4th U.S. Circuit Court of Appeals

United States v. Thomas (P), 4th Cir. (Harris) from WDVA at Harrisonburg (Urbanski).

The affidavit supporting a warrant to search the appellant’s cell phone was insufficient to support probable cause, but the detective knew the appellant had used a phone in furtherance of sexually abusing minors. This additional information supported probable cause to search his phone after arrest. Therefore, sexually explicit images and videos of children found on the phone were admissible under the good-faith exception to the Fourth Amendment.

The omission of this information from the affidavit is “inadvertent” even if the detective intentionally didn’t disclose it, pursuant to the police department’s policy to limit warrant affidavits to the minimum facts necessary to support probable cause. The detective’s intent was to obtain a valid warrant by presenting supporting facts, so his failure to adequately support the warrant was inadvertent.

Affirmed.

United States v. Ketter (P), 4th Cir. (Motz) from DSC at Florence (Wooten).

After challenging his initial sentence under Johnson v. United States, 135 S. Ct. 2551 (2015), the appellant was re-sentenced to imprisonment for time served, followed by two years of supervised release to expire in April 2019.

The appellant’s challenge to his new sentence is to moot. The custodial and supervised release portions of his sentence should be treated as unitary, not separate. Thus, he can challenge his sentence even after incarceration has ceased, because he continues to serve a term of supervised release. Although the underlying prison sentence has been served, a case is not moot when an associated term of supervised release is ongoing, because on remand a district court could grant relief to the prevailing party in the form of a shorter period of supervised release.

Nevertheless, any re-sentencing error was harmless because it did not in fact affect his substantial rights. Although the district court did not explain its variance from the Guidelines range, it expressly recognized that Ketter had “over-served his time” and significantly reduced his supervised-release term for that reason.

Affirmed.

U.S. District Court – Virginia Western

United States v. Ramos-Delcid (P), WDVA at Charlottesville (Moon).

The defendant’s indictment for illegally reentering the United States in violation of 8 U.S.C. § 1326 will be dismissed, on grounds that the notice to appear issued to him following his apprehension by Border Patrol failed to specify the time and date of the removal proceedings against him.

No evidence establishes that the defendant ever received actual notice of the time and date of any hearing in the deportation proceedings. The immigration court issued a deportation order with the defendant in abstentia, and he can show a reasonable probability that, but for the deficient notice, he would not have been deported.

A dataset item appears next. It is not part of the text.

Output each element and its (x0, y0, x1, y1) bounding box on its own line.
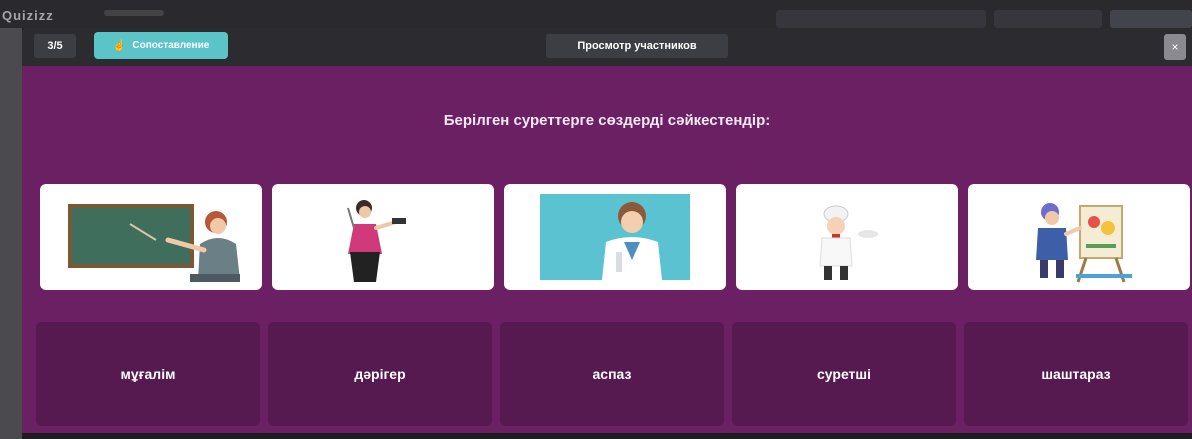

Even if the government is correct about the defendant’s ineligibility for voluntary departure at the conclusion of his removal hearing under 8 C.F.R. § 1240.26(c)(1), he was still prejudiced by immigration officials’ failure to provide notice of the date or time of his master calendar hearing.

Accordingly, the defendant’s indictment has been dismissed with prejudice and the case stricken from the court’s active docket.